到了堂屋,桌椅碗筷已經擺好了,男女分了兩桌,丁氏帶著謝榮、郁竹姐妹和幾個小娃在女桌上落座,郁老祖、龐氏帶著一眾男眷在男桌上入座。
郁老祖和龐氏都是有見識的,兩人陪著白暉等人說說話,又有郁當家豪爽的作陪,一頓飯也是賓客盡歡,女眷那桌,謝榮等也不時的給他們添飯倒水,一通忙碌下來,桌上也是風捲殘雲。

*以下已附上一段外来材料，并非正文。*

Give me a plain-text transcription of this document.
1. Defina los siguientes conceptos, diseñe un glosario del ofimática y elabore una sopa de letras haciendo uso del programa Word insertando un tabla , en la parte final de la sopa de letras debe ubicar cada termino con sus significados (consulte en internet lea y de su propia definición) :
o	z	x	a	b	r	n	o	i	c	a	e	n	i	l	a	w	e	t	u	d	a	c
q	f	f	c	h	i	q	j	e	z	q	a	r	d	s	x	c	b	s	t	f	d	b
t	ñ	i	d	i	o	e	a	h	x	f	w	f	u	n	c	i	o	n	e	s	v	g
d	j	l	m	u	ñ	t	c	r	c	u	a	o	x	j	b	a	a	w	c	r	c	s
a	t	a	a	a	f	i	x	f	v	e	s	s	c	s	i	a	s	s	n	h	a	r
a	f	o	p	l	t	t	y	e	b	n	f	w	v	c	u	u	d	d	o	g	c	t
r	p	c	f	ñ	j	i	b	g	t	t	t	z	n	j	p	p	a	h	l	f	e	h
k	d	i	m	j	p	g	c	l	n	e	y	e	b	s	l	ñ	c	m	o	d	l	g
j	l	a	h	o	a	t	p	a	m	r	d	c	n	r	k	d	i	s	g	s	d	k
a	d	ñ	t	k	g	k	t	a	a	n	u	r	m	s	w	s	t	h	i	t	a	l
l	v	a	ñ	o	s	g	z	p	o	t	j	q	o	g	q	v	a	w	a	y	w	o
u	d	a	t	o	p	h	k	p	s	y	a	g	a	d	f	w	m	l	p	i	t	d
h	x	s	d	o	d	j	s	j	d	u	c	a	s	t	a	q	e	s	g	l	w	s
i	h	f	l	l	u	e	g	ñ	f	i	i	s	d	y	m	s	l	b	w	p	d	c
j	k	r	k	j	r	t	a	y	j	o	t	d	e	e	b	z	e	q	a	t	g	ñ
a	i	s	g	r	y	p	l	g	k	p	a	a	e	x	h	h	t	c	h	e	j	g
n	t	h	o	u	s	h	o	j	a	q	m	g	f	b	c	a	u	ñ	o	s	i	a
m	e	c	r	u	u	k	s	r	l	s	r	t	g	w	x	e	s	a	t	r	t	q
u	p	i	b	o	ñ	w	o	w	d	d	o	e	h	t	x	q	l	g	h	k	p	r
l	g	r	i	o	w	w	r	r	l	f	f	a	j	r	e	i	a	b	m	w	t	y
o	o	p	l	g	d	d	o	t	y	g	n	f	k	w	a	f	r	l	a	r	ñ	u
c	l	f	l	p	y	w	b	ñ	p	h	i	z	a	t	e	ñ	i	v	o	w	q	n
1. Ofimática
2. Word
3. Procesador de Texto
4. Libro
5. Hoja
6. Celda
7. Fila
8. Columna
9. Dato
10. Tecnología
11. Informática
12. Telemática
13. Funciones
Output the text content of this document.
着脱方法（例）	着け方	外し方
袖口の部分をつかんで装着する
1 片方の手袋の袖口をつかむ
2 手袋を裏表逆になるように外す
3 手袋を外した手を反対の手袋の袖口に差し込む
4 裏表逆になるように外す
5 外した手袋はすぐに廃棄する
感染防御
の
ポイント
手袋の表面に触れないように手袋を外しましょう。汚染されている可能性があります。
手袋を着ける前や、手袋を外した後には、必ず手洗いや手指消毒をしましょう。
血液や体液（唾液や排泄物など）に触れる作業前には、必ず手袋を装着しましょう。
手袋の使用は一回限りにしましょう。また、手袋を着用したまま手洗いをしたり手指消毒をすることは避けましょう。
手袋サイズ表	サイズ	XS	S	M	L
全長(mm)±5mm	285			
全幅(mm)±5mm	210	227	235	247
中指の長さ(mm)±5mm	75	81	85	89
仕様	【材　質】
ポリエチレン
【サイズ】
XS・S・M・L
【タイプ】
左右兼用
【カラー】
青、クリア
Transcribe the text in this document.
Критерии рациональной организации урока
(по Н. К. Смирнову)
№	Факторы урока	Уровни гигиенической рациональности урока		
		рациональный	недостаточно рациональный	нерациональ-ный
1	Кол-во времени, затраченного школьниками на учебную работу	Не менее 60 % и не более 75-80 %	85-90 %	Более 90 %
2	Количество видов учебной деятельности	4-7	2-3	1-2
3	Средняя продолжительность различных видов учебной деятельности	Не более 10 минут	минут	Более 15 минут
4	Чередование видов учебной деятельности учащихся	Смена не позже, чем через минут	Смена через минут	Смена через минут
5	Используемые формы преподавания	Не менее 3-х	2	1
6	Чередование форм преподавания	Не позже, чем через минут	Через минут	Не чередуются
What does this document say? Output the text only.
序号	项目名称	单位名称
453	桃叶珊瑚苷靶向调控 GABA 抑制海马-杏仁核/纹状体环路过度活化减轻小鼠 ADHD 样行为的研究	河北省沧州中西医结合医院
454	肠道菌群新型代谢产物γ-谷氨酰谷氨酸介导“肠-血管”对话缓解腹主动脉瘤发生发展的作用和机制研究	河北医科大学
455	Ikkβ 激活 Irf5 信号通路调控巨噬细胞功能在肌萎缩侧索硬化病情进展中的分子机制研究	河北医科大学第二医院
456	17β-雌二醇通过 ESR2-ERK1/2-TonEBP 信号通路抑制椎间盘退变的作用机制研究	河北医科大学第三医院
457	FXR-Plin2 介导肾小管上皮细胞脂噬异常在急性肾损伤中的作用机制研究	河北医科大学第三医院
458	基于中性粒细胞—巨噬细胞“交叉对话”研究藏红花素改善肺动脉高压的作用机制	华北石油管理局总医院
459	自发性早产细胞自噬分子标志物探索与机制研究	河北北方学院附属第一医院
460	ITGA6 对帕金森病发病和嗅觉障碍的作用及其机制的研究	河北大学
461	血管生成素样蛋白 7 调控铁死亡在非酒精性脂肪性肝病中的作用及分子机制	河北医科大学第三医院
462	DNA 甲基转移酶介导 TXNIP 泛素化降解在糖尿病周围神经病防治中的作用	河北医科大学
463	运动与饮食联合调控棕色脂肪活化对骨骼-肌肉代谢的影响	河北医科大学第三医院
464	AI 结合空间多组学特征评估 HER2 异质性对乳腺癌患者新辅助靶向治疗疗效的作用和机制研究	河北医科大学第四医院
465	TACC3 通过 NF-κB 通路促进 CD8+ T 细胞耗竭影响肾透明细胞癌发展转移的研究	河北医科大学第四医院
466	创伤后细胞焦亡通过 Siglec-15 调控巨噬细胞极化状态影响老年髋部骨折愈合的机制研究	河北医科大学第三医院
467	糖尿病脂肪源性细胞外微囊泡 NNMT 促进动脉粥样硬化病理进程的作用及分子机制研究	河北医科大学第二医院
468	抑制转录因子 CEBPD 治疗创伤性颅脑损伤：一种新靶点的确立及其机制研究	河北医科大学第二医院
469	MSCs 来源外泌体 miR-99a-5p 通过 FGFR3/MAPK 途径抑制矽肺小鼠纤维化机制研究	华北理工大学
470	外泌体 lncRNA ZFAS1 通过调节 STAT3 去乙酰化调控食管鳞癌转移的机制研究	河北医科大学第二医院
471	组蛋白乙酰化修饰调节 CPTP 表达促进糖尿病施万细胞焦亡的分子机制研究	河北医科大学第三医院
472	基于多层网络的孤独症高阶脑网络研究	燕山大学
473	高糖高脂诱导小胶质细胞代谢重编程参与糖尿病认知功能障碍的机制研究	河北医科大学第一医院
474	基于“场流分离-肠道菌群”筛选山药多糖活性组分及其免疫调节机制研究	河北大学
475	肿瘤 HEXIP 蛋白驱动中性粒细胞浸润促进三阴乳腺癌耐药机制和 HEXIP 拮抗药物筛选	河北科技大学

等姚未幾個走出了郁家,朝著堂上而去時,還不雅的打了個飽嗝,他摸了摸圓鼓鼓的肚子,道:「今兒這頓飯是我這些天來吃得最好的一頓了,郁兄,嫂子和兩位姐姐的廚藝當真不錯,比我家那廚子還好呢。」
白暉和施越東雖沒說話,但兩人也湉著肚子,一副吃多了的模樣。
郁桂舟照看著三個小的,邊回頭謙虛了一番:「姚兄可是說笑了,誰不知姚府上的廚子可是酒樓里的大廚,什麼精緻的菜色不會,也就是你們難得吃上一回農家飯,新鮮罷了。」
就跟天天吃大魚大肉的一樣,那頓頓吃肯定膩味兒啊,突然吃到點清粥小菜可不覺得美味無比嗎?
姚未想了想是這個理兒,還嘿嘿直笑。
郁家離學堂近得很,轉過彎不遠就是,幾人離著學堂還有些距離,便見堂外竹籬笆牆外站滿了人,皆是青衫儒巾,一副讀書人打扮的模樣,在他們不遠處,還有幾乎辦大個村的村民們圍簇著閒聊。
四人當即皺起了眉頭。
「這些人,怎麼回事?」姚未不滿道:「不是說了不同他們討教嗎,怎麼還賴在這裡不走了?」
在他們要走近時,一直苦著臉的謝村長早早見了,鬆了口氣兒一般跑了過來,唉聲嘆氣起來:「幾位秀才公,實在對不住啊,這些人,老頭子說了也沒人聽啊。」
郁桂舟抬了抬頭 :「村長,這怎麼回事?」
「嗨,還不是聽你們回絕了,」謝村長便一五一十的說了出來:「這些讀書郎們說既然幾位秀才公不肯指教指教,那就讓他們聽聞一下四位秀才公同在一台講課的風姿罷了,所以,便站在堂外等著看呢,老頭子勸了半會,他們也不肯走,還說啥定然不會打擾到諸位,這,這,你們看現今如何辦是好?」
四人相顧一看,只得應承了下來這種無賴之舉。
白公子還大氣凜然的拂過手中的長型盒子,道:「既然他們想看,便讓他們看著吧。」只有看了,才知道自己有多差不是?
免得還存著幻想,時不時來村子裡找他們,打著什麼切磋的主意。
謝村長見他們態度隨意,並不在意的模樣,擦了擦腦門上不存在的汗滯,跟在幾人身後朝著學堂走去。
別說鎮上的讀書人想看,便是他也是好奇得緊呢。
等他們走近,等在外頭的少年們紛紛看了過來,有微微羞燥的,有大膽直視的,還是最先同村長打過招呼的幾位秀才公站了出來,與他們攀談了兩句。